The word ‘tried’ used in Section 300 of the Code has been liberally construed. When a Court has taken cognizance of an offence and has ordered issue of process for the accused to appear, this itself may be considered sufficient to hold that the accused has been ‘tried’.
The following prerequisites must be complied with to bar the trial of a person already tried: (1) The accused should have been tried, i.e., there must be a trial of the accused, hearing and determination on the merits; (2) The trial should have been by a Court of competent jurisdiction.
An adjudication before a Collector of customs is not a ‘prosecution’ nor is the Collector of customs a ‘court’. (3) The result of the trial should have been either a conviction or acquittal. The dismissal of a complaint or the discharge of the accused is not an acquittal. A second trial is barred when the accused is convicted or acquitted.

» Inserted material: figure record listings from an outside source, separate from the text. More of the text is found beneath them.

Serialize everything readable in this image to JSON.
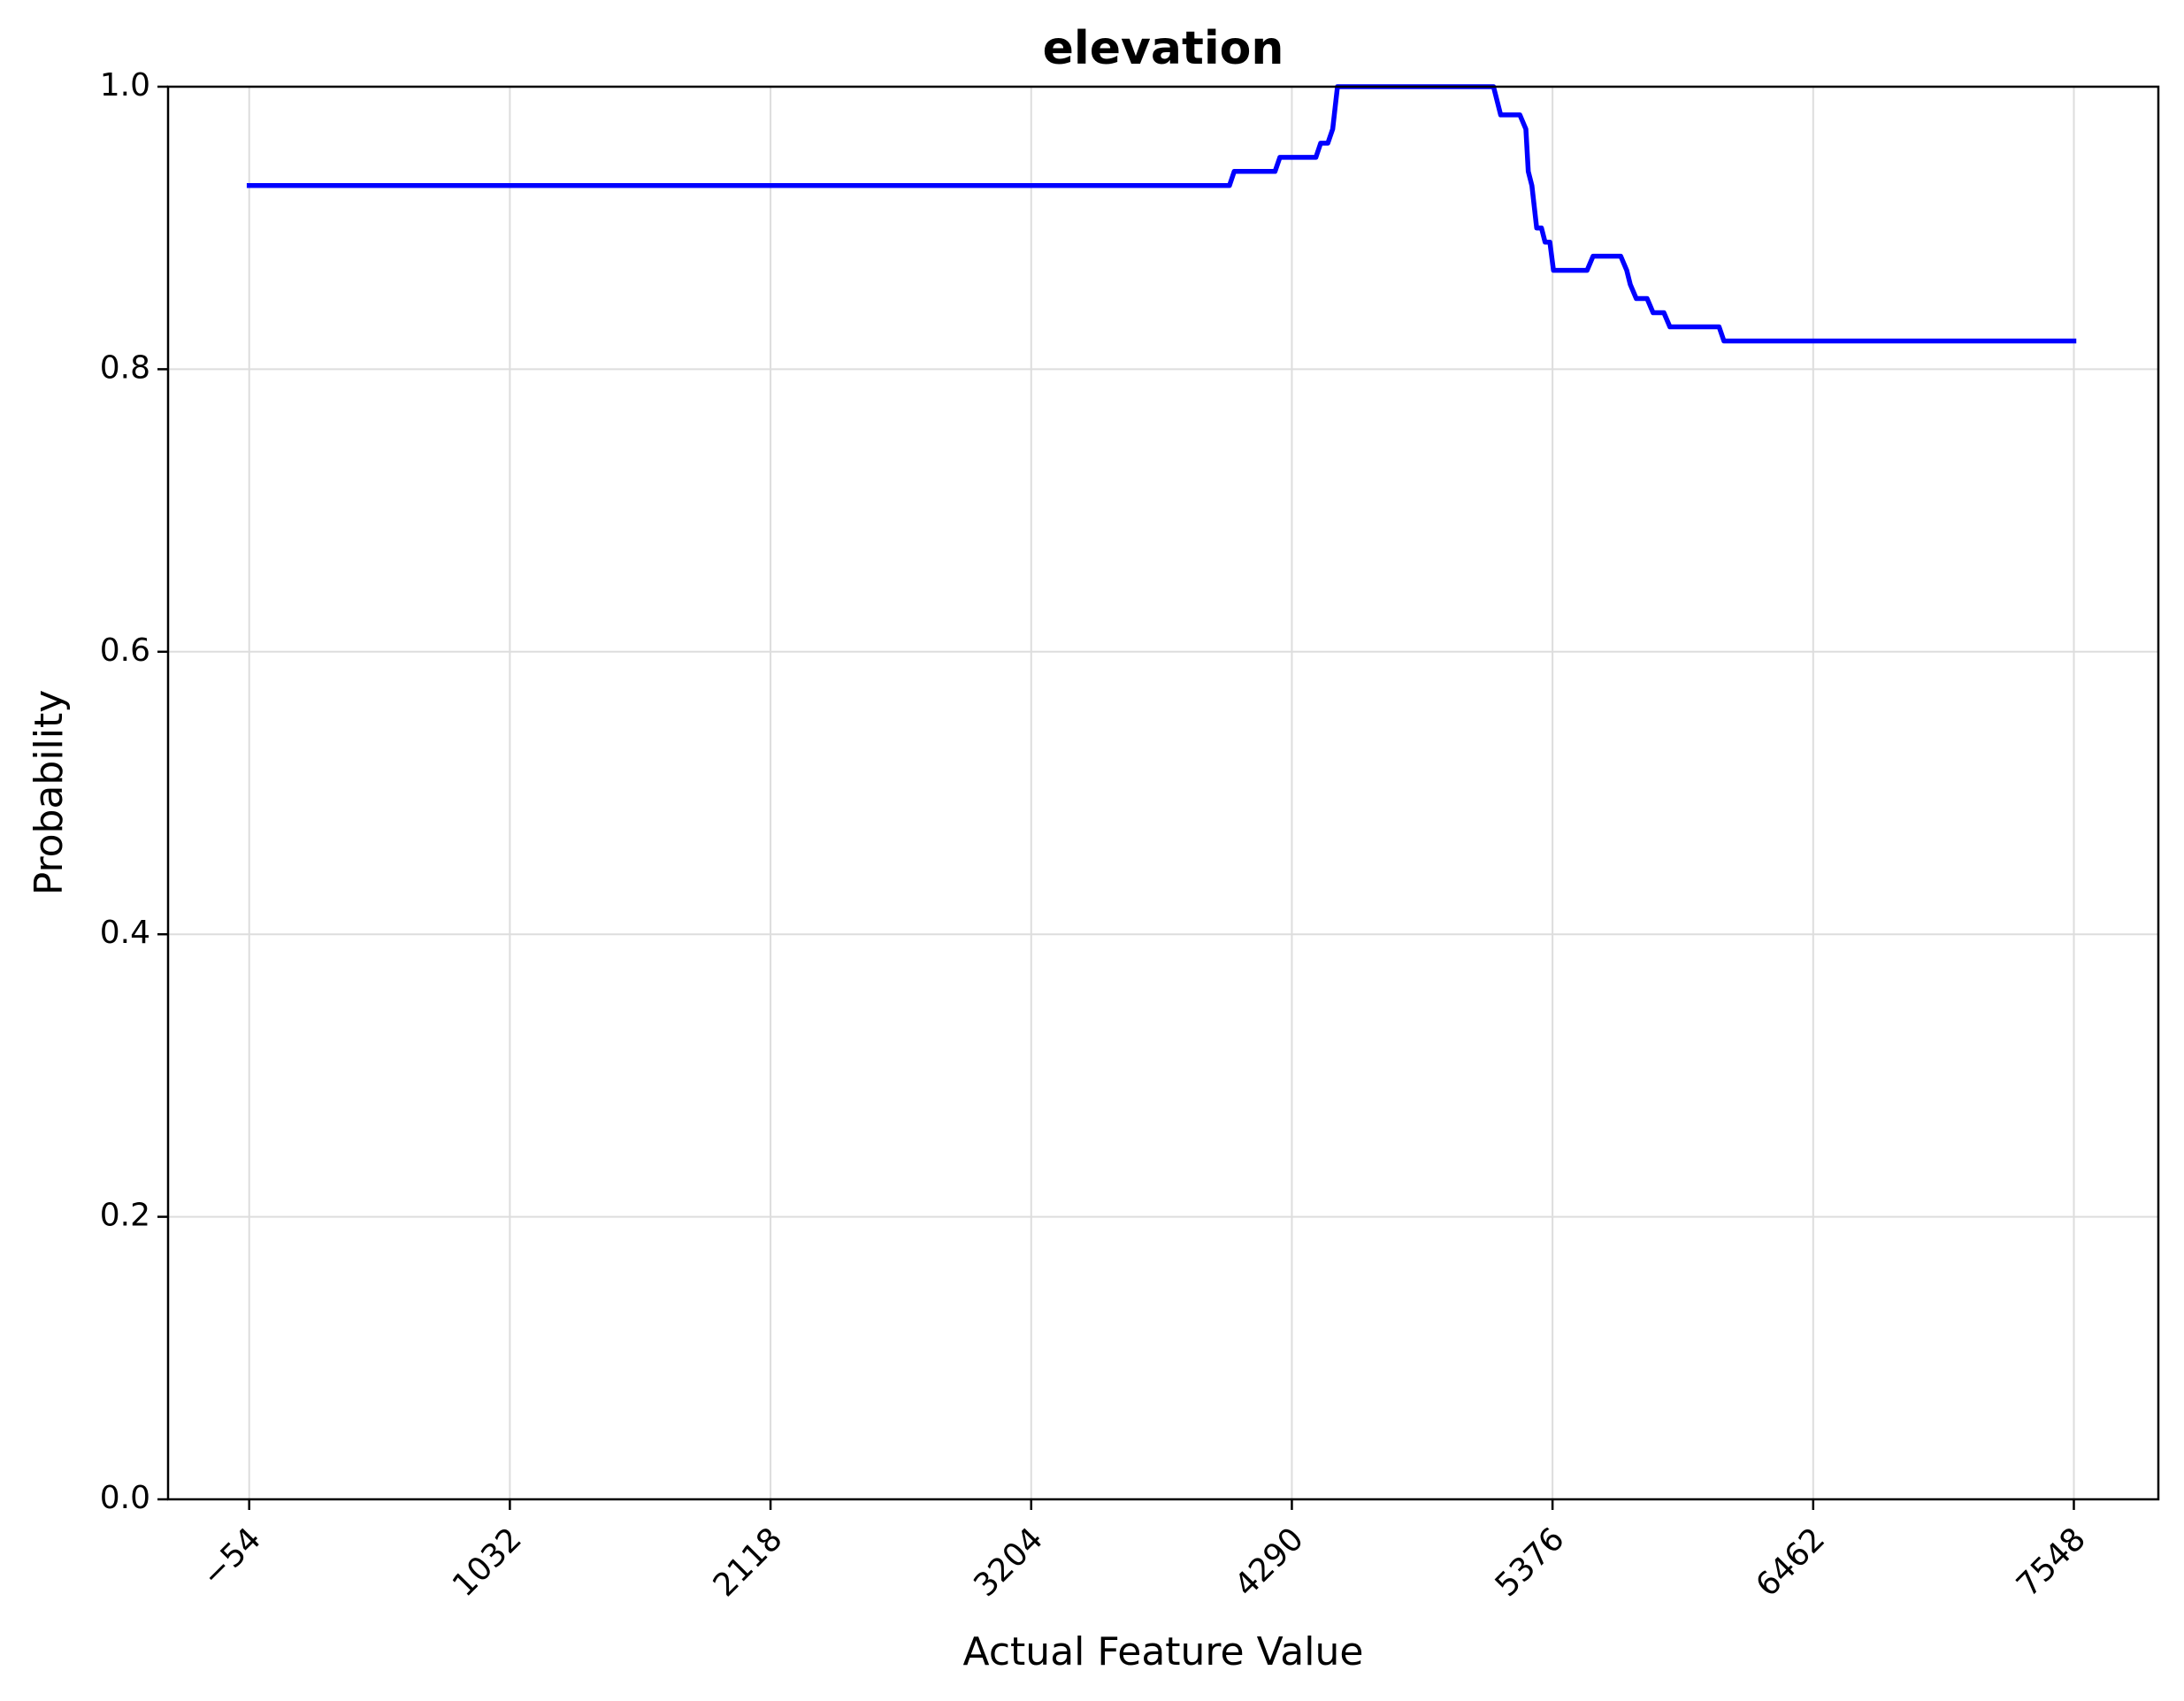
{
  "chart_data": {
    "type": "line",
    "title": "elevation",
    "xlabel": "Actual Feature Value",
    "ylabel": "Probability",
    "xlim": [
      -392,
      7900
    ],
    "ylim": [
      0.0,
      1.0
    ],
    "xticks": [
      -54,
      1032,
      2118,
      3204,
      4290,
      5376,
      6462,
      7548
    ],
    "xtick_labels": [
      "−54",
      "1032",
      "2118",
      "3204",
      "4290",
      "5376",
      "6462",
      "7548"
    ],
    "yticks": [
      0.0,
      0.2,
      0.4,
      0.6,
      0.8,
      1.0
    ],
    "ytick_labels": [
      "0.0",
      "0.2",
      "0.4",
      "0.6",
      "0.8",
      "1.0"
    ],
    "grid": true,
    "series": [
      {
        "color": "#0000ff",
        "x": [
          -54,
          4030,
          4050,
          4220,
          4240,
          4390,
          4410,
          4440,
          4460,
          4480,
          4500,
          4520,
          5130,
          5160,
          5240,
          5265,
          5275,
          5290,
          5310,
          5330,
          5345,
          5365,
          5380,
          5420,
          5520,
          5545,
          5560,
          5660,
          5685,
          5700,
          5725,
          5770,
          5795,
          5840,
          5865,
          5900,
          6070,
          6090,
          7548
        ],
        "y": [
          0.93,
          0.93,
          0.94,
          0.94,
          0.95,
          0.95,
          0.96,
          0.96,
          0.97,
          1.0,
          1.0,
          1.0,
          1.0,
          0.98,
          0.98,
          0.97,
          0.94,
          0.93,
          0.9,
          0.9,
          0.89,
          0.89,
          0.87,
          0.87,
          0.87,
          0.88,
          0.88,
          0.88,
          0.87,
          0.86,
          0.85,
          0.85,
          0.84,
          0.84,
          0.83,
          0.83,
          0.83,
          0.82,
          0.82
        ]
      }
    ]
  }
}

(4) The act or omission against which proceedings are taken must amount to an offence. (5) The previous conviction and acquittal must remain in force, i.e., it has not been set aside by a Court of appeal or revision. Illustrations: (a) A is tried upon a charge of theft as a servant and acquitted. He cannot afterwards, while the acquittal remains in force, be charged with theft as a servant, or, upon the same facts, with theft simply, or with criminal breach of trust. (b) A is charged by a Magistrate of the first class with, and convicted by him of, voluntarily causing hurt to B; A may not afterwards be tried for voluntarily causing grievous hurt to Â on the same facts, unless the case comes within sub-section (3) of Section 300.